Find out after the break

Fresh Hills, a runner up in a design competition for Freshkills Park in Staten Island, NYC by Matthew Rosenberg, Matt Melnyk, Emmy Maruta and Robbie Eleazer;. Image Courtesy of LAGI

Future: Ecological Urbanism

Of course, to speak of sustainability today means to speak of a projected future while avoiding at all costs the pretensions of planning it: in the world of sustainability, the future appears as an array of data, statistics and targets, which themselves objectively respond to impending ‘tipping points’, benchmarks and other universal registers of approaching catastrophe. It is a future not to be planned, but rather to be managed. Designing within this world is a delicate play between the perils of this future and the promise of salvation, all transcribed in the objective language of fact.
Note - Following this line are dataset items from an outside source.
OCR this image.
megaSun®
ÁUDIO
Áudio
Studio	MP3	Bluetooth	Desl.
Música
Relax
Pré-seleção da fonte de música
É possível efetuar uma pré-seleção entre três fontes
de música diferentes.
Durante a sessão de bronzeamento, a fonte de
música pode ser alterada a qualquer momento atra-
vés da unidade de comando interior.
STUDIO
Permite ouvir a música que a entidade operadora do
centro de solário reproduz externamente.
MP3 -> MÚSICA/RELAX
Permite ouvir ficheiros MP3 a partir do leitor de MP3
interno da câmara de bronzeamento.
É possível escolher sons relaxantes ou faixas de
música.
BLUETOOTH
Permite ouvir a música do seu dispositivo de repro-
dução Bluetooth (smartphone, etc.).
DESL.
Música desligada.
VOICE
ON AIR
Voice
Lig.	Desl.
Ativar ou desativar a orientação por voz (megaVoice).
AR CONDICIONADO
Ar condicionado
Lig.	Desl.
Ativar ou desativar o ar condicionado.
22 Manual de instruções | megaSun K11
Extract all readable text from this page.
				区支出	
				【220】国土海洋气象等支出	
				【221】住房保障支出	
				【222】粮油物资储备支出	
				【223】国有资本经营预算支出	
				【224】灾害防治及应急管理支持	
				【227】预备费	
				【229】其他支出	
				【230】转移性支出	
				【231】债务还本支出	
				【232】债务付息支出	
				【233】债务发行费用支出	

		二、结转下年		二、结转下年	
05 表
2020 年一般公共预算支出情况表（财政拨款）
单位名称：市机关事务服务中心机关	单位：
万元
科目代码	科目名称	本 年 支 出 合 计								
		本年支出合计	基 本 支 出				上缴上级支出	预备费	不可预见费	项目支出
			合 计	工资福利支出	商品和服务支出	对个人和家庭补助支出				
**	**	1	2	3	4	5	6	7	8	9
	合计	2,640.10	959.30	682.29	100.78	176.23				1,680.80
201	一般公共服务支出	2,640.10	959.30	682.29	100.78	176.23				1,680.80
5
Urban design integrates the future as a scientific projection of the present. If such projections are architecturally vague, this is offset by the sturdy economic projections around which the urban project truly bends, sustaining a future not only on ecological grounds, but also on economic grounds.

Indeed, to give such projects their force, the rhetoric of sustainability mobilises a new sense of morality in regard to ecological catastrophe. In this way, the discourse on sustainability bears an implicit yet unavoidable humanitarian call-to-duty. Because such ideals feed off an economy of good intentions, they remain beyond scrutiny, shrouding the project in a silent suspension of judgement. The language of sustainability plays a crucial role in the propagation of such work, for, far from radically transforming the city, the task of urban design today ultimately remains to equip the otherwise ordinary design with a rhetorical supplement of moral goodness. Thus, the project of sustainability unfolds as a promise for a future apprehended only in its statistical consistency, while never to be considered in its material concreteness.
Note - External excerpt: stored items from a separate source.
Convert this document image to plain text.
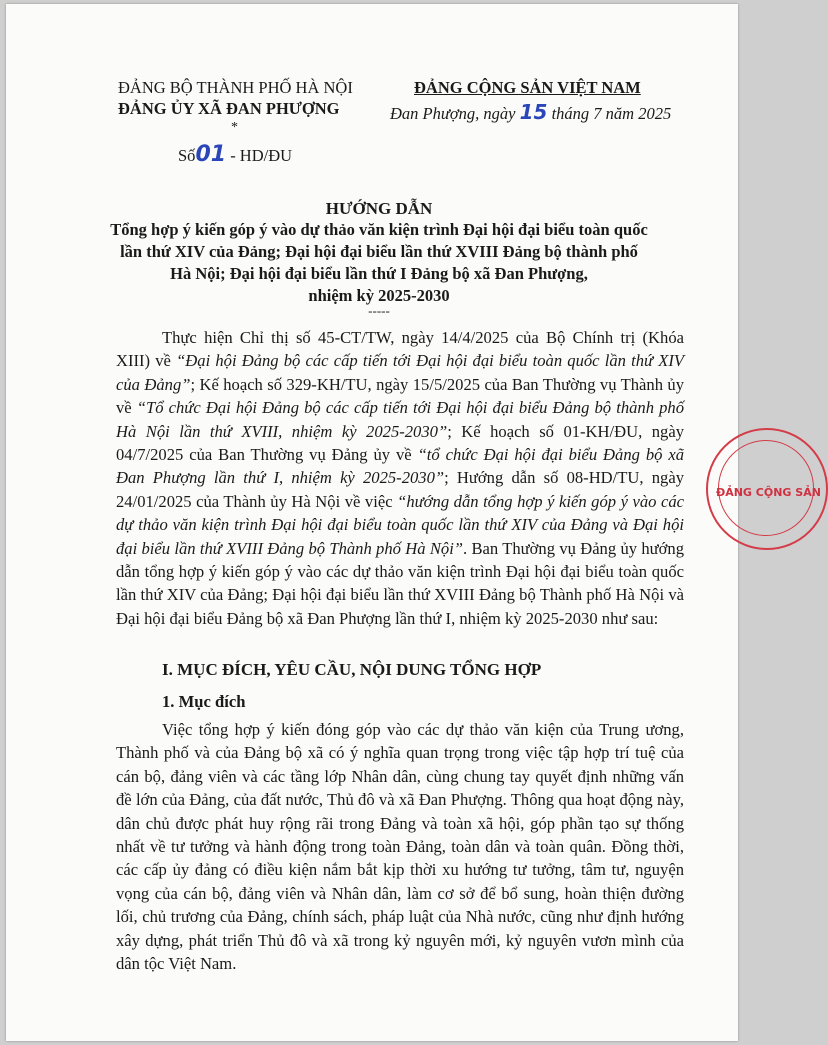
ĐẢNG BỘ THÀNH PHỐ HÀ NỘI
ĐẢNG ỦY XÃ ĐAN PHƯỢNG
*
Số01 - HD/ĐU
ĐẢNG CỘNG SẢN VIỆT NAM
Đan Phượng, ngày 15 tháng 7 năm 2025
HƯỚNG DẪN
Tổng hợp ý kiến góp ý vào dự thảo văn kiện trình Đại hội đại biểu toàn quốc
lần thứ XIV của Đảng; Đại hội đại biểu lần thứ XVIII Đảng bộ thành phố
Hà Nội; Đại hội đại biểu lần thứ I Đảng bộ xã Đan Phượng,
nhiệm kỳ 2025-2030
-----
Thực hiện Chỉ thị số 45-CT/TW, ngày 14/4/2025 của Bộ Chính trị (Khóa XIII) về “Đại hội Đảng bộ các cấp tiến tới Đại hội đại biểu toàn quốc lần thứ XIV của Đảng”; Kế hoạch số 329-KH/TU, ngày 15/5/2025 của Ban Thường vụ Thành ủy về “Tổ chức Đại hội Đảng bộ các cấp tiến tới Đại hội đại biểu Đảng bộ thành phố Hà Nội lần thứ XVIII, nhiệm kỳ 2025-2030”; Kế hoạch số 01-KH/ĐU, ngày 04/7/2025 của Ban Thường vụ Đảng ủy về “tổ chức Đại hội đại biểu Đảng bộ xã Đan Phượng lần thứ I, nhiệm kỳ 2025-2030”; Hướng dẫn số 08-HD/TU, ngày 24/01/2025 của Thành ủy Hà Nội về việc “hướng dẫn tổng hợp ý kiến góp ý vào các dự thảo văn kiện trình Đại hội đại biểu toàn quốc lần thứ XIV của Đảng và Đại hội đại biểu lần thứ XVIII Đảng bộ Thành phố Hà Nội”. Ban Thường vụ Đảng ủy hướng dẫn tổng hợp ý kiến góp ý vào các dự thảo văn kiện trình Đại hội đại biểu toàn quốc lần thứ XIV của Đảng; Đại hội đại biểu lần thứ XVIII Đảng bộ Thành phố Hà Nội và Đại hội đại biểu Đảng bộ xã Đan Phượng lần thứ I, nhiệm kỳ 2025-2030 như sau:
I. MỤC ĐÍCH, YÊU CẦU, NỘI DUNG TỔNG HỢP
1. Mục đích
Việc tổng hợp ý kiến đóng góp vào các dự thảo văn kiện của Trung ương, Thành phố và của Đảng bộ xã có ý nghĩa quan trọng trong việc tập hợp trí tuệ của cán bộ, đảng viên và các tầng lớp Nhân dân, cùng chung tay quyết định những vấn đề lớn của Đảng, của đất nước, Thủ đô và xã Đan Phượng. Thông qua hoạt động này, dân chủ được phát huy rộng rãi trong Đảng và toàn xã hội, góp phần tạo sự thống nhất về tư tưởng và hành động trong toàn Đảng, toàn dân và toàn quân. Đồng thời, các cấp ủy đảng có điều kiện nắm bắt kịp thời xu hướng tư tưởng, tâm tư, nguyện vọng của cán bộ, đảng viên và Nhân dân, làm cơ sở để bổ sung, hoàn thiện đường lối, chủ trương của Đảng, chính sách, pháp luật của Nhà nước, cũng như định hướng xây dựng, phát triển Thủ đô và xã trong kỷ nguyên mới, kỷ nguyên vươn mình của dân tộc Việt Nam.
ĐẢNG CỘNG SẢN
To speak of the design of such projects is itself a convoluted task, since a truly ‘ecological’ project, rather than resulting from an architectural formalism, must instead emerge from the multiple systems of nature that prefigure it: it is now the task of the architect to identify spatial systems of nature. The suspension of judgement also helps to grant the urban project a kind of formal liberty, whose indeterminacy reflects the new complexities of reality that ecological urbanism must now make use of. Various organisations of nature are mapped onto the site to provide the basic structural discipline to which the urban shall now humbly submit. Complementing gestures like this, so-called ‘green corridors’ are planned, which gently percolate through the urban, ‘reconnecting’ the natural passageways that the city would have otherwise blocked. Building roofs are now dense forests and urban walkways appear as woodland paths. As a material and formal entity, architecture must disappear: it is but an unfortunate necessity of the city that it has not yet been able to do without. Instead, it must compensate for its burden to nature with an overuse of glass – architecture’s triumphant act of self-annihilation.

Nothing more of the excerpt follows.